Figure exceptionnelle de l’architecture du XXe siècle, Le Corbusier l’est moins du fait de ses positions politiques que par la contribution que ses théories et ses projets ont apportée à la pensée sur la ville et les édifices. Parallèlement, il n’a cessé de solliciter l’opinion publique et de s’adresser aux décideurs publics en les sommant d’adopter ses plans.

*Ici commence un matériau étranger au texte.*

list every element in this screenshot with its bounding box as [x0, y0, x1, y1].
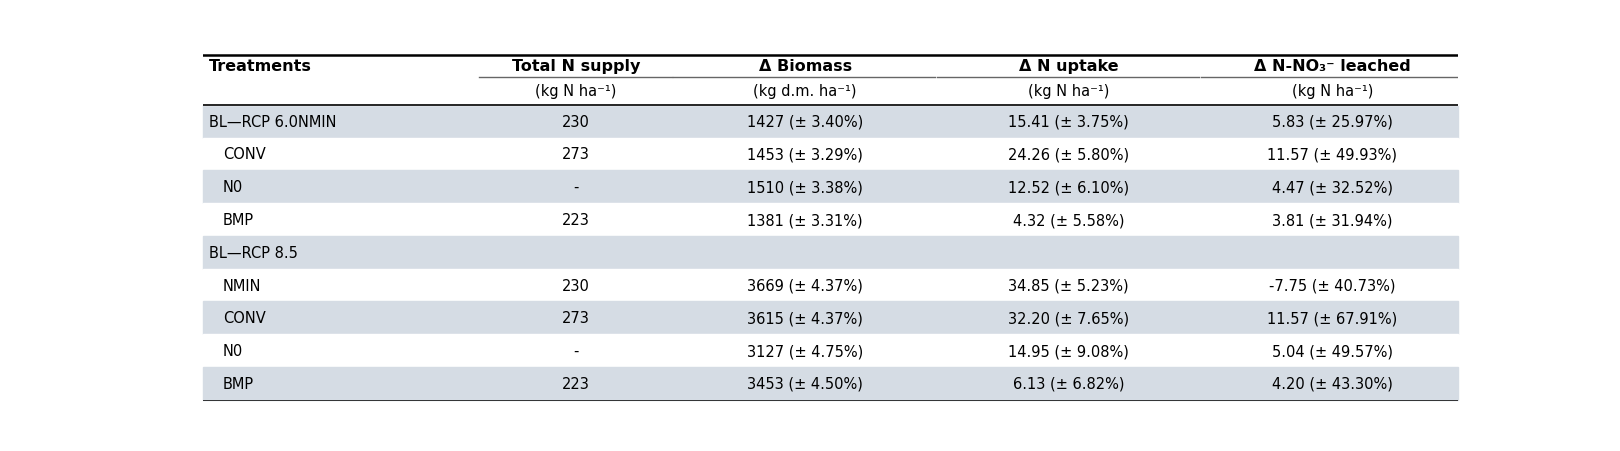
Text: 24.26 (± 5.80%): 24.26 (± 5.80%) [1008, 147, 1129, 162]
Bar [202, 138, 1458, 171]
Bar [202, 106, 1458, 138]
Text: 1381 (± 3.31%): 1381 (± 3.31%) [747, 212, 863, 227]
Text: 1427 (± 3.40%): 1427 (± 3.40%) [747, 115, 863, 129]
Text: 273: 273 [562, 147, 590, 162]
Text: 230: 230 [562, 278, 590, 293]
Text: 223: 223 [562, 376, 590, 391]
Text: Δ N-NO₃⁻ leached: Δ N-NO₃⁻ leached [1254, 60, 1411, 74]
Bar [202, 269, 1458, 302]
Text: Δ N uptake: Δ N uptake [1019, 60, 1118, 74]
Text: (kg N ha⁻¹): (kg N ha⁻¹) [1029, 84, 1110, 99]
Text: (kg N ha⁻¹): (kg N ha⁻¹) [1291, 84, 1374, 99]
Text: 34.85 (± 5.23%): 34.85 (± 5.23%) [1009, 278, 1129, 293]
Text: CONV: CONV [222, 147, 266, 162]
Text: 4.47 (± 32.52%): 4.47 (± 32.52%) [1272, 180, 1393, 195]
Text: 1510 (± 3.38%): 1510 (± 3.38%) [747, 180, 863, 195]
Text: BMP: BMP [222, 212, 254, 227]
Text: BL—RCP 6.0NMIN: BL—RCP 6.0NMIN [209, 115, 337, 129]
Text: BMP: BMP [222, 376, 254, 391]
Text: (kg d.m. ha⁻¹): (kg d.m. ha⁻¹) [753, 84, 857, 99]
Text: Total N supply: Total N supply [512, 60, 640, 74]
Text: -7.75 (± 40.73%): -7.75 (± 40.73%) [1268, 278, 1396, 293]
Bar [202, 171, 1458, 204]
Bar [202, 335, 1458, 367]
Text: NMIN: NMIN [222, 278, 261, 293]
Text: N0: N0 [222, 180, 243, 195]
Text: Treatments: Treatments [209, 60, 311, 74]
Text: 230: 230 [562, 115, 590, 129]
Text: 273: 273 [562, 311, 590, 326]
Text: -: - [573, 343, 578, 358]
Bar [202, 302, 1458, 335]
Text: 3127 (± 4.75%): 3127 (± 4.75%) [747, 343, 863, 358]
Text: 3.81 (± 31.94%): 3.81 (± 31.94%) [1272, 212, 1393, 227]
Text: 4.20 (± 43.30%): 4.20 (± 43.30%) [1272, 376, 1393, 391]
Text: 11.57 (± 49.93%): 11.57 (± 49.93%) [1267, 147, 1398, 162]
Text: 3669 (± 4.37%): 3669 (± 4.37%) [747, 278, 863, 293]
Text: 1453 (± 3.29%): 1453 (± 3.29%) [747, 147, 863, 162]
Text: 6.13 (± 6.82%): 6.13 (± 6.82%) [1012, 376, 1124, 391]
Text: 5.83 (± 25.97%): 5.83 (± 25.97%) [1272, 115, 1393, 129]
Bar [202, 367, 1458, 400]
Bar [202, 204, 1458, 236]
Text: Δ Biomass: Δ Biomass [758, 60, 852, 74]
Bar [202, 236, 1458, 269]
Text: 3615 (± 4.37%): 3615 (± 4.37%) [747, 311, 863, 326]
Text: 4.32 (± 5.58%): 4.32 (± 5.58%) [1012, 212, 1124, 227]
Text: -: - [573, 180, 578, 195]
Text: 223: 223 [562, 212, 590, 227]
Text: 5.04 (± 49.57%): 5.04 (± 49.57%) [1272, 343, 1393, 358]
Text: CONV: CONV [222, 311, 266, 326]
Text: BL—RCP 8.5: BL—RCP 8.5 [209, 245, 298, 260]
Text: 15.41 (± 3.75%): 15.41 (± 3.75%) [1008, 115, 1129, 129]
Bar [202, 55, 1458, 106]
Text: 14.95 (± 9.08%): 14.95 (± 9.08%) [1008, 343, 1129, 358]
Text: (kg N ha⁻¹): (kg N ha⁻¹) [535, 84, 617, 99]
Text: 12.52 (± 6.10%): 12.52 (± 6.10%) [1008, 180, 1129, 195]
Text: 11.57 (± 67.91%): 11.57 (± 67.91%) [1267, 311, 1398, 326]
Text: N0: N0 [222, 343, 243, 358]
Text: 32.20 (± 7.65%): 32.20 (± 7.65%) [1008, 311, 1129, 326]
Text: 3453 (± 4.50%): 3453 (± 4.50%) [747, 376, 863, 391]
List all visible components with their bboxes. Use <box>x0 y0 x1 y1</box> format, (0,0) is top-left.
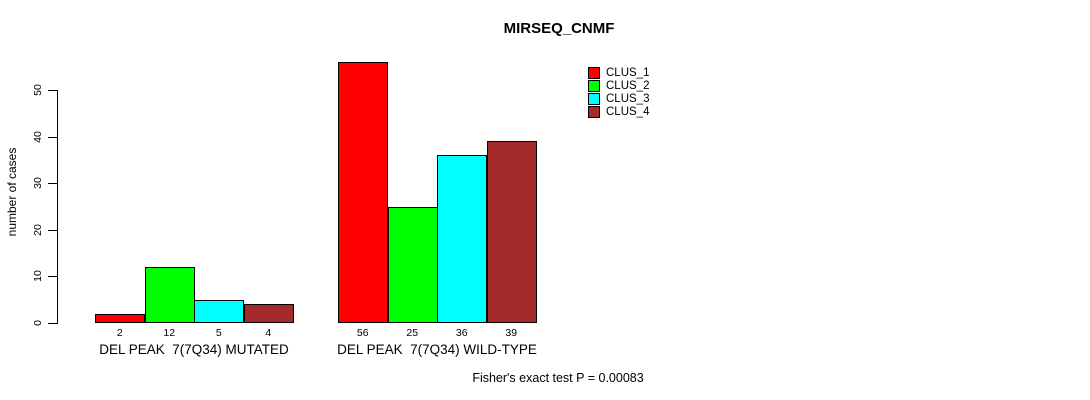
legend: CLUS_1 CLUS_2 CLUS_3 CLUS_4 <box>588 66 649 118</box>
bar-clus_4-group1 <box>243 304 294 323</box>
y-tick-mark <box>48 136 57 138</box>
bar-value-label: 39 <box>505 327 518 339</box>
y-tick-label: 0 <box>32 320 44 326</box>
x-category-label: DEL PEAK 7(7Q34) WILD-TYPE <box>337 342 537 357</box>
bar-clus_4-group2 <box>486 141 537 323</box>
legend-item-clus_2: CLUS_2 <box>588 79 649 92</box>
legend-item-clus_4: CLUS_4 <box>588 105 649 118</box>
bar-clus_2-group1 <box>144 267 195 323</box>
bar-clus_1-group1 <box>95 313 145 323</box>
bar-clus_2-group2 <box>387 206 438 323</box>
y-tick-label: 40 <box>32 130 44 143</box>
legend-swatch-clus_2 <box>588 79 600 92</box>
y-tick-mark <box>48 90 57 91</box>
bar-value-label: 2 <box>116 327 123 339</box>
legend-swatch-clus_3 <box>588 92 600 105</box>
y-tick-mark <box>48 323 57 324</box>
legend-label: CLUS_4 <box>606 105 650 118</box>
legend-item-clus_1: CLUS_1 <box>588 66 649 79</box>
legend-label: CLUS_1 <box>606 66 650 79</box>
y-axis-line <box>57 90 58 324</box>
y-tick-mark <box>48 276 57 278</box>
bar-value-label: 5 <box>215 327 222 339</box>
bar-value-label: 12 <box>163 327 176 339</box>
y-axis-label: number of cases <box>5 147 19 237</box>
y-tick-label: 30 <box>32 177 44 190</box>
legend-item-clus_3: CLUS_3 <box>588 92 649 105</box>
fisher-test-annotation: Fisher's exact test P = 0.00083 <box>472 371 644 385</box>
x-category-label: DEL PEAK 7(7Q34) MUTATED <box>99 342 289 357</box>
bar-clus_3-group2 <box>437 155 487 323</box>
chart-title: MIRSEQ_CNMF <box>503 20 615 37</box>
legend-swatch-clus_1 <box>588 66 600 79</box>
y-tick-mark <box>48 183 57 185</box>
bar-value-label: 56 <box>356 327 369 339</box>
y-tick-label: 50 <box>32 84 44 96</box>
bar-value-label: 36 <box>455 327 468 339</box>
y-tick-label: 20 <box>32 223 44 236</box>
bar-clus_3-group1 <box>194 299 244 323</box>
y-tick-label: 10 <box>32 270 44 283</box>
legend-label: CLUS_3 <box>606 92 650 105</box>
bar-value-label: 25 <box>406 327 419 339</box>
bar-value-label: 4 <box>265 327 272 339</box>
legend-label: CLUS_2 <box>606 79 650 92</box>
y-tick-mark <box>48 229 57 231</box>
bar-clus_1-group2 <box>338 62 388 323</box>
legend-swatch-clus_4 <box>588 105 600 118</box>
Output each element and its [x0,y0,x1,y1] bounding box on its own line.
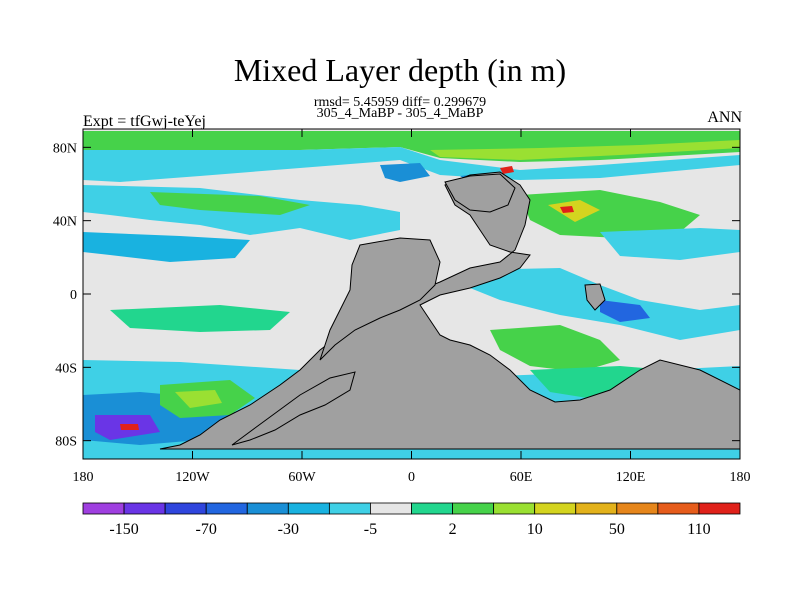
chart-title: Mixed Layer depth (in m) [233,52,567,88]
colorbar-swatch [575,502,618,515]
lat-tick-label: 0 [70,288,77,303]
colorbar-swatch [657,502,700,515]
colorbar-label: 110 [687,521,710,538]
colorbar-swatch [534,502,577,515]
case-line: 305_4_MaBP - 305_4_MaBP [316,106,484,121]
colorbar-swatch [370,502,412,515]
lat-tick-label: 40N [53,215,77,230]
land-mass [159,171,740,450]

L’analyse des conjonctures de son rapport à la politique met en évidence des positions récurrentes. La première est tout simplement la dénégation, l’affirmation répétée que la politique ne l’intéresse pas. S’il professe une phobie manifeste pour la politique, son intérêt latent est soutenu. Il ne cesse en fait de se situer en fonction des rapports de force du moment, tandis qu’il est lui-même annexé par les forces politiques.
La campagne de relations publiques qu’il engage en 1920 en publiant L’Esprit nouveau, puis en présentant ses projets urbains sur la scène parisienne, fait de lui une figure publique que la presse ne peut ignorer. Chacune des configurations de ses affects politiques doit donc être lue selon deux perspectives – celle des auteurs qui le critiquent ou l’encensent, et celle selon laquelle il s’approprie le discours de ses interlocuteurs politiques ou les met en demeure de le suivre.
Il y a en effet une dimension discursive dans l’ensemble de ces échanges, au travers desquels Le Corbusier intériorise et reformule les thèmes et le lexique des politiques, leur tendant comme un miroir architectural de leur programme, sans pour autant infléchir le moins du monde la substance de ses projets : il sera plus bolchevique que les Russes, plus pétainiste que le Maréchal et plus démocrate-chrétien qu’Eugène Claudius Petit.
La longue série de ces échanges est retracée, de ses sympathies socialistes des débuts à son flirt poussé avec les technocrates des années 1930, son intérêt pour le Front populaire, ses tentations de la période de Vichy à ses professions de foi pacifistes de l’après-guerre.